With the opening of the Expo Line in Los Angeles this past weekend, a bright line of color will finally extend into the empty white space on the western half of Metro's rail system map. The new light rail line connects downtown Los Angeles to Culver City, passing Staples Center, USC and Exposition Park, West Adams and Baldwin Hills on the way. It used the existing historic railroad route along Exposition Boulevard, making it relatively easier and cheaper to build than an underground subway line -- construction of the Expo Line began less than six years ago.
This has always been a city that looks to the future for inspiration. As tracks continue to be set firmly into the concrete of L.A.'s Westside, we think that Southern California will finally be able to shed its image as a place where the car dictates the way we travel, and build.
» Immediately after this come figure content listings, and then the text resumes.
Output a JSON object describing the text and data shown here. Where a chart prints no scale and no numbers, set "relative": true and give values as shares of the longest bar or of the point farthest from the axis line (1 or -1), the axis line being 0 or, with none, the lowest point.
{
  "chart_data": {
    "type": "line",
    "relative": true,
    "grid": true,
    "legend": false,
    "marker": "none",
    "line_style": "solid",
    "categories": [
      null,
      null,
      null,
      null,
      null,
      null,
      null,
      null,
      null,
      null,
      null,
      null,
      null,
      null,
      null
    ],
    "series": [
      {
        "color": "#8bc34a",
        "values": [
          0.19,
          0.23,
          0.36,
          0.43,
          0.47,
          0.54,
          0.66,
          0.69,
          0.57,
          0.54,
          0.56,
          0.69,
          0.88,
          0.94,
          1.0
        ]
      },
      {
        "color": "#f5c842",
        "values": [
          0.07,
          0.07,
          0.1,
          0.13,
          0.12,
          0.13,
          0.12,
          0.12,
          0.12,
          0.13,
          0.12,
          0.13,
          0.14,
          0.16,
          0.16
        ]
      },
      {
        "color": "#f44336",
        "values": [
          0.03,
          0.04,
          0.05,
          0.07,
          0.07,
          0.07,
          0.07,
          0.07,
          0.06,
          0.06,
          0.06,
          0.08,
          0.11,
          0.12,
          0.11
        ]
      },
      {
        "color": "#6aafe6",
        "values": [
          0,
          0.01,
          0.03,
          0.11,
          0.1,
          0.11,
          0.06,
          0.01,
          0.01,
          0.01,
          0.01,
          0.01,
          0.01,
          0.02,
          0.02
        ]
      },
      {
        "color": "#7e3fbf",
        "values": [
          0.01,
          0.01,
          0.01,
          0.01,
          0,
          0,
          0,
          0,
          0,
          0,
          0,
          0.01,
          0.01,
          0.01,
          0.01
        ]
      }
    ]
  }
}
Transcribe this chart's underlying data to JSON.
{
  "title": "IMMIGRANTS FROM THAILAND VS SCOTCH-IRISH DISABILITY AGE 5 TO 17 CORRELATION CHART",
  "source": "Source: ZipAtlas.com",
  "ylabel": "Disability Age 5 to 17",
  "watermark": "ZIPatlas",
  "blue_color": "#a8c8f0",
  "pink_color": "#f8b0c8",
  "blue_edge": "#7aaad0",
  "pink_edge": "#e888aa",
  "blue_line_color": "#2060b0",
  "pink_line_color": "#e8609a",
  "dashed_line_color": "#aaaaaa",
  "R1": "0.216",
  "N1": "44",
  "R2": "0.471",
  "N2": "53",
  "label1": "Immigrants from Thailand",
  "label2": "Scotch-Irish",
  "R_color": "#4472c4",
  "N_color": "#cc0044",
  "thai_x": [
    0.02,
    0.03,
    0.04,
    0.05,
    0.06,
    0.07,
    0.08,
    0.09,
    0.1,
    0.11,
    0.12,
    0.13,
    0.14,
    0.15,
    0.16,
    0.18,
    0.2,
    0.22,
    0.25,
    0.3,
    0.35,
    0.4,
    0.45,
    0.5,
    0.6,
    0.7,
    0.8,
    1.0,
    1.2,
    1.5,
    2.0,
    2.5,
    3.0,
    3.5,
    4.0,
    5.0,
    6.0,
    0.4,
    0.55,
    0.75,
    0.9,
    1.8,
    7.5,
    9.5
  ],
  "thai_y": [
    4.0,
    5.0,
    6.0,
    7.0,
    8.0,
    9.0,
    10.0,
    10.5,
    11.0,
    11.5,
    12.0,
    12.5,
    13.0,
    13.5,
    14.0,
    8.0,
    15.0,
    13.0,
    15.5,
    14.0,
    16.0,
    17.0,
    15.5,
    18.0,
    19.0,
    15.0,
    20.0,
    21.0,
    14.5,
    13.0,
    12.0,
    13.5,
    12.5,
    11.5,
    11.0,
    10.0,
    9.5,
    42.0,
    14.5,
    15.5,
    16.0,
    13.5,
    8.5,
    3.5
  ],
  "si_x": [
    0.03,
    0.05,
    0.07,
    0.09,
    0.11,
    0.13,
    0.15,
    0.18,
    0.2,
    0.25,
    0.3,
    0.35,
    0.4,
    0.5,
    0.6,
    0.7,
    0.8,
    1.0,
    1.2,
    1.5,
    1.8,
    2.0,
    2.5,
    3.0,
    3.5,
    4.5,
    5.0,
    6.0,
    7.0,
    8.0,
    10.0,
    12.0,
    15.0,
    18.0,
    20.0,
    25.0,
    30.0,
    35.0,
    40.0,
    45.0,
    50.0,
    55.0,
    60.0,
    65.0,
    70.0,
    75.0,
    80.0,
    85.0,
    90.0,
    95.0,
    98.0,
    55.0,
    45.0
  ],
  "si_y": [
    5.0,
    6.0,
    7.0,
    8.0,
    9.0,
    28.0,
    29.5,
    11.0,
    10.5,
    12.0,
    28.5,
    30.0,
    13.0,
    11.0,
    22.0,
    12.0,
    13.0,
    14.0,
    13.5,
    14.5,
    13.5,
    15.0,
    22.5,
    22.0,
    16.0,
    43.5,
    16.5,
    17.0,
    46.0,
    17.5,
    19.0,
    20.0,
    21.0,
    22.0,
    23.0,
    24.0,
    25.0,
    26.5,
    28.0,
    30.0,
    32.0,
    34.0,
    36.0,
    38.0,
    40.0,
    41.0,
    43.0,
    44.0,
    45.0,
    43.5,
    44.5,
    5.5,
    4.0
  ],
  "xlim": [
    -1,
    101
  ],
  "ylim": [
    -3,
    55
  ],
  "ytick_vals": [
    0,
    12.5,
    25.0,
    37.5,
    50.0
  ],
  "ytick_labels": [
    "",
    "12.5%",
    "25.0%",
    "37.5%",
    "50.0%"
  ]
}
We've come a long way from the days of the old RTD. Los Angeles is ready for a new grid -- not made up of the boulevards and freeways of the 20th century, but of modern light rail, bus lanes, and yes, even subways. And for this grid to be complete, it must also touch the beaches and ocean at the very edge of our metropolis. Scheduled for completion in 2015, Phase 2 of the Expo Line will do that, making a beeline from downtown Los Angeles, under the 405 freeway and through West L.A. (and straight past our own office), for its destination just a few blocks away from the Santa Monica Pier.
Have you ridden on public transit in Los Angeles lately? We hope that Expo's opening will arouse the curiosity of all Angelinos, even the most avid car enthusiasts and jaded public transportation naysayers among us.
When construction of the Red Line was completed in the summer of 2000, the New York Times wrote that "the city's first subway line will almost certainly be its last." It is fitting that the Metro Board of Directors today voted to approve plans for the first phase of a nine-mile extension of the Purple Line subway to Westwood. The excitement and momentum created by the Expo Line will do so much more to clear the way for the subway beneath Wilshire Boulevard -- another colored line across the Metro system map.